February 14, 2016
By John Ulrich, Senior Pastor
In this Lenten sermon series, we will look at Jesus’ last week (168 hours) on earth. Jesus began this period in a very unhappy state as he angrily cursed the fig tree for its fruitlessness (Mark 11:12-14) and furiously cleared the temple courts of moneychangers and merchants (Mark 11:15-17).
Instead of unleashing our type of anger, which is basically selfish, often unreasonable, and ready to pick a fight, Jesus releases a fury that comes directly from His heart.
Three things that made Jesus angry In Mark 11:
- People were exploited.
In clearing the temple courts (Mark 11:17), Jesus explains that the moneychangers and merchants were not just selling things to people, they were using religion to exploit them—cheating them with unfair exchanges and price gouging.
In the temple, they were using holy ground as an excuse to exploit people rather than serve them….and it makes Jesus angry. Today it would make sense that it still would make Jesus angry when religion is used to exploit people, such as when TV prosperity gospel teachers encourage folks to follow Jesus for health and wealth; these false teachers use religion for financial gain.
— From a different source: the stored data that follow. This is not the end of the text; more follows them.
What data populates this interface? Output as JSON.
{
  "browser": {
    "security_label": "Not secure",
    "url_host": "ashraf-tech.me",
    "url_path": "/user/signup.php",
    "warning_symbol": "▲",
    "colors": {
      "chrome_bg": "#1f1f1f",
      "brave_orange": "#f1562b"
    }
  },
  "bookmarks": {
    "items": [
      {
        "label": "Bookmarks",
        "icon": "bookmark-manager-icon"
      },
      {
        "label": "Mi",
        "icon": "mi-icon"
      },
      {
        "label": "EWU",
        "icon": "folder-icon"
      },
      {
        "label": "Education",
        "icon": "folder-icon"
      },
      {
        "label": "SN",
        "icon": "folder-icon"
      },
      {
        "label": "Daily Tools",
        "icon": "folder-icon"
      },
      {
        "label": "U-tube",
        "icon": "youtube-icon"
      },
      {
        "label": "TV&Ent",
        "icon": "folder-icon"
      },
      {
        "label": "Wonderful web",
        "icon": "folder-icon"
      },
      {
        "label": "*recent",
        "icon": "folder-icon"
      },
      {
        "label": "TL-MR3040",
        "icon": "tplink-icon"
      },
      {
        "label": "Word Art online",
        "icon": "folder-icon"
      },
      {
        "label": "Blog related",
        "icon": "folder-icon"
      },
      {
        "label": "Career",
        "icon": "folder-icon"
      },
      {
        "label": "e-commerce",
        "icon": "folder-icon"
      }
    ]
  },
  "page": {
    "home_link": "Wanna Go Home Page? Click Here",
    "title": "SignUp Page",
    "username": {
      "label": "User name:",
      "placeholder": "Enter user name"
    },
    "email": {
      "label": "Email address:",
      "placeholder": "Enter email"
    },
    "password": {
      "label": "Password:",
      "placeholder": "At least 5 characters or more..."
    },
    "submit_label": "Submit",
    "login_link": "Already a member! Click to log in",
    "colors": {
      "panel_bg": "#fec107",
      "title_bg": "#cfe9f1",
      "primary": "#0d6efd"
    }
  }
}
- Worship was crowded out.
The court of the Gentiles in the temple was to be a place of quiet reflection, a place where Jews could prepare their hearts for true meaningful worship: “Is it not written, ‘My house will be called a house of prayer for all nations’“ (Mark 11:17a).
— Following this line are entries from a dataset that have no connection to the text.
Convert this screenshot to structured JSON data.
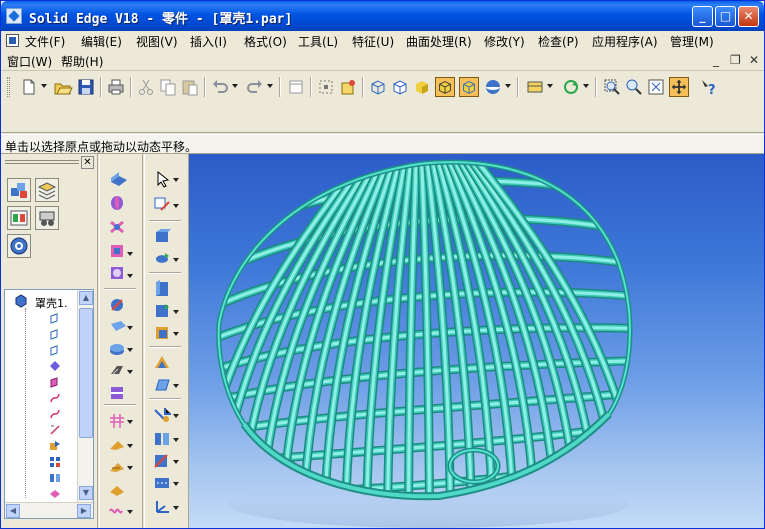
{
  "window": {
    "title": "Solid Edge V18 - 零件 - [罩壳1.par]",
    "controls": {
      "minimize": "_",
      "maximize": "□",
      "close": "✕"
    }
  },
  "menu": {
    "row1": [
      "文件(F)",
      "编辑(E)",
      "视图(V)",
      "插入(I)",
      "格式(O)",
      "工具(L)",
      "特征(U)",
      "曲面处理(R)",
      "修改(Y)",
      "检查(P)",
      "应用程序(A)",
      "管理(M)"
    ],
    "row2": [
      "窗口(W)",
      "帮助(H)"
    ],
    "mdi": {
      "minimize": "_",
      "restore": "❐",
      "close": "✕"
    }
  },
  "prompt": {
    "text": "单击以选择原点或拖动以动态平移。"
  },
  "tree": {
    "root_label": "罩壳1."
  },
  "panel": {
    "close": "✕"
  },
  "colors": {
    "titlebar": "#0054e3",
    "model": "#3cc9b9",
    "viewport_top": "#2c5cc9",
    "viewport_bottom": "#c4dbf7",
    "selected_tool": "#f5c05a"
  },
  "icons": {
    "toolbar1": [
      "new-icon",
      "open-icon",
      "save-icon",
      "print-icon",
      "cut-icon",
      "copy-icon",
      "paste-icon",
      "undo-icon",
      "redo-icon",
      "new-window-icon",
      "select-icon",
      "wireframe-icon",
      "hidden-line-icon",
      "shaded-icon",
      "shaded-edges-icon",
      "shaded-visible-icon",
      "sphere-icon",
      "view-orient-icon",
      "rotate-icon",
      "zoom-area-icon",
      "zoom-icon",
      "fit-icon",
      "pan-icon",
      "help-icon"
    ]
  }
}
The temple was where God’s actual presence lived in a special way.
Instead, they exchanged worship and prayer for busyness, activity and commerce. Jesus pointed out, “You have made it a ‘den of robbers’” (Mark 11:17b). They justified their actions by connecting it all to religion.
Today we do not have a specific building complex, a temple where God’s presence dwells in a special way. However, the New Testament teaches that if we place our faith in Christ, then we ourselves become God’s temple, holy ground, a place of worship where God lives (1 Corinthians 3:16 and 2 Corinthians 6:16).
What might God think of our day-to-day worship as individuals and as we gather? Do we crowd Him out with busyness or “religious” activities, or do we take time to commune with Him regularly – expecting to hear from the living God and encounter Him, and learn how to truly serve one another?
- Those far from God were pushed away.
Jesus did not just say the temple court was to be a house of prayer; He said it was to be “a house of prayer for all nations” (Mark 11:17a). The temple court was the only part of the temple in which Gentiles could worship God and gather for prayer, and all this noisy activity of exploitation was crowding them out.
The Jews got it backwards: the people they were crowding out were the very people who needed God the most. The Messiah did not want to drive the Gentiles out of the temple; he wanted to welcome them all in to restore true worship.
And what might God think of our hearts in regard to those who are perhaps farther from Him? Do our hearts invite them in and welcome them, or do we push them away? Are we a welcoming church?
Jesus’ heart is for “all nations,” both those that are near to God and those that are maybe farther from God, to experience the true worship of the living God. As we continue looking at the temple next week, we will see that Jesus is not just overturning tables. He is overturning the entire temple system, destroying barriers so that we all have access to God.
Jesus’ heart is to bring people to the true worship of God. This causes Him to deal severely, angrily, at times violently with anything that blocks that from happening. Jesus is angry because He is all about God’s Kingdom.
He is all about people growing in true worship.
1. Is life all about ourselves, our desires, our little plans, or do we share Jesus’ consuming passion for growing the Kingdom of God?
2. When we are angry, is it all about us or is it God’s Kingdom that is moving that anger?
3. As we look at Jesus’ last 168 hours on earth, how much of His heart is reflected in our heart? Where do we need God’s help to change?